Ronald P. O’Hanley: Yes Vivek, it’s Ron. Let me just add to that because we’ve done a lot of innovation in this area of new product development, and we do expect that to continue to grow as Eric said, because what — everybody is interested in simplifying their operations, simplifying and getting control of their tech depth and innovating on the technology side. But in addition, there’s a data management, data control in some parts of the world with some investors, it’s also location of data. Where does the data actually both move and rest. So this is sitting increasingly — this is a growth area. It goes beyond asset managers, large asset owners in particular very interested in this. So we see it as a way to extend what we’re doing broadly in the Alpha arena.

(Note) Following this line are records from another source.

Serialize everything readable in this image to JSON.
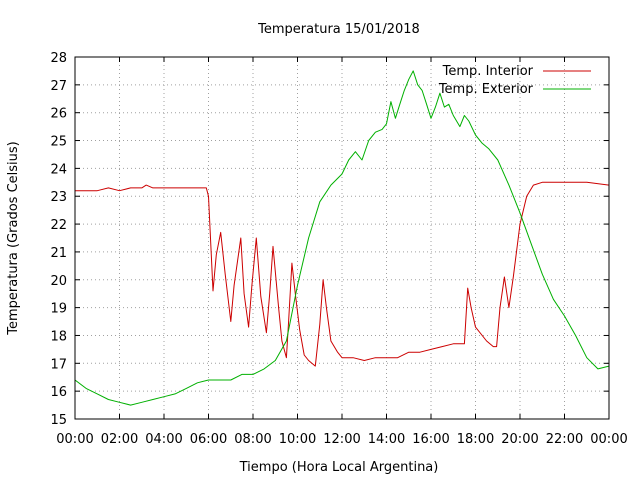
{
  "chart_data": {
    "type": "line",
    "title": "Temperatura 15/01/2018",
    "xlabel": "Tiempo (Hora Local Argentina)",
    "ylabel": "Temperatura (Grados Celsius)",
    "xlim": [
      0,
      24
    ],
    "ylim": [
      15,
      28
    ],
    "grid": true,
    "legend_position": "top-right",
    "x_ticks": [
      "00:00",
      "02:00",
      "04:00",
      "06:00",
      "08:00",
      "10:00",
      "12:00",
      "14:00",
      "16:00",
      "18:00",
      "20:00",
      "22:00",
      "00:00"
    ],
    "y_ticks": [
      15,
      16,
      17,
      18,
      19,
      20,
      21,
      22,
      23,
      24,
      25,
      26,
      27,
      28
    ],
    "series": [
      {
        "name": "Temp. Interior",
        "color": "#cc0000",
        "x": [
          0,
          0.5,
          1,
          1.5,
          2,
          2.5,
          3,
          3.2,
          3.5,
          4,
          4.5,
          5,
          5.5,
          5.9,
          6.0,
          6.2,
          6.35,
          6.55,
          6.75,
          7.0,
          7.15,
          7.45,
          7.6,
          7.8,
          7.95,
          8.15,
          8.35,
          8.6,
          8.75,
          8.9,
          9.15,
          9.3,
          9.5,
          9.6,
          9.75,
          9.9,
          10.1,
          10.3,
          10.5,
          10.8,
          11.0,
          11.15,
          11.3,
          11.5,
          11.8,
          12.0,
          12.5,
          13.0,
          13.5,
          14.0,
          14.5,
          15.0,
          15.5,
          16.0,
          16.5,
          17.0,
          17.3,
          17.5,
          17.65,
          17.8,
          18.0,
          18.5,
          18.8,
          18.95,
          19.1,
          19.3,
          19.5,
          19.7,
          20.0,
          20.3,
          20.6,
          21.0,
          22.0,
          23.0,
          24.0
        ],
        "y": [
          23.2,
          23.2,
          23.2,
          23.3,
          23.2,
          23.3,
          23.3,
          23.4,
          23.3,
          23.3,
          23.3,
          23.3,
          23.3,
          23.3,
          23.0,
          19.6,
          20.9,
          21.7,
          20.2,
          18.5,
          19.8,
          21.5,
          19.5,
          18.3,
          19.8,
          21.5,
          19.4,
          18.1,
          19.5,
          21.2,
          19.0,
          17.8,
          17.2,
          18.5,
          20.6,
          19.5,
          18.2,
          17.3,
          17.1,
          16.9,
          18.4,
          20.0,
          19.0,
          17.8,
          17.4,
          17.2,
          17.2,
          17.1,
          17.2,
          17.2,
          17.2,
          17.4,
          17.4,
          17.5,
          17.6,
          17.7,
          17.7,
          17.7,
          19.7,
          19.0,
          18.3,
          17.8,
          17.6,
          17.6,
          19.0,
          20.1,
          19.0,
          20.1,
          22.0,
          23.0,
          23.4,
          23.5,
          23.5,
          23.5,
          23.4
        ]
      },
      {
        "name": "Temp. Exterior",
        "color": "#00b000",
        "x": [
          0,
          0.5,
          1,
          1.5,
          2,
          2.5,
          3,
          3.5,
          4,
          4.5,
          5,
          5.5,
          6,
          6.5,
          7,
          7.5,
          8,
          8.5,
          9,
          9.5,
          10,
          10.5,
          11,
          11.5,
          12,
          12.3,
          12.6,
          12.9,
          13.2,
          13.5,
          13.8,
          14.0,
          14.2,
          14.4,
          14.6,
          14.8,
          15.0,
          15.2,
          15.4,
          15.6,
          15.8,
          16.0,
          16.2,
          16.4,
          16.6,
          16.8,
          17.0,
          17.3,
          17.5,
          17.7,
          18.0,
          18.3,
          18.6,
          19.0,
          19.5,
          20.0,
          20.5,
          21.0,
          21.5,
          22.0,
          22.5,
          23.0,
          23.5,
          24.0
        ],
        "y": [
          16.4,
          16.1,
          15.9,
          15.7,
          15.6,
          15.5,
          15.6,
          15.7,
          15.8,
          15.9,
          16.1,
          16.3,
          16.4,
          16.4,
          16.4,
          16.6,
          16.6,
          16.8,
          17.1,
          17.8,
          19.8,
          21.5,
          22.8,
          23.4,
          23.8,
          24.3,
          24.6,
          24.3,
          25.0,
          25.3,
          25.4,
          25.6,
          26.4,
          25.8,
          26.3,
          26.8,
          27.2,
          27.5,
          27.0,
          26.8,
          26.3,
          25.8,
          26.2,
          26.7,
          26.2,
          26.3,
          25.9,
          25.5,
          25.9,
          25.7,
          25.2,
          24.9,
          24.7,
          24.3,
          23.4,
          22.4,
          21.3,
          20.2,
          19.3,
          18.7,
          18.0,
          17.2,
          16.8,
          16.9
        ]
      }
    ]
  }
}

Vivek Juneja: And just to clarify on CRD, Eric, to your comment earlier, when you previously talked about it was growing in sort of the low double-digit range. This was a year or two ago when you were when it was broken out. Is that still the pace at which is just continuing to grow or is that as it matures, slowing down a little bit or is it accelerating any granularity or any color on that?

Eric Aboaf: Yes. It continues through odd pace. I’d say it moves around depending on some of the on-premise renewals that still flow through the P&L, high single digits, low double-digits. And what we’ve done is continued to — the team continues to drive kind of the core CRD offerings, the — start with an equity product. It’s moved to equity and fixed income, which are now industry, I think, industry at peer levels, in some cases, industry-leading. And then what we’ve done is supplemented that. For example, we purchased a small company called Markidis , which was kind of a front-end portion of a Charles River type offering. And so we’ve added a kind of private market area to what I’ll call the broader Charles River Complex.

So this is an area that I think will continue to grow probably twice the rate of State Street — it will help lead us forward but also as the tip of the spear of how we engage with clients, new clients, existing clients in broader ways. And that’s why the core software, I think, is an important product. And what I think I’ve been pleased with, especially this year, which has been all over the place economically and politically, right, even with the equity markets up and down, software and software growth, core Charles River, data, private software for private continues to grow in this double-digit range. Low double-digit range through thick and thin, and that helps balance out, I think, the growth dynamic of the company.

Vivek Juneja: Great, thank you.

Operator: Thank you. 1That will be for our last question. I’ll be turning the call over back to Mr. Ron O’Hanley for closing remarks.

Ronald P. O’Hanley: Thank you, operator and thanks to all for joining us.

Operator: Ladies and gentlemen, this concludes your conference call for today. We thank you for participating and ask that you please disconnect your lines. Have a lovely day.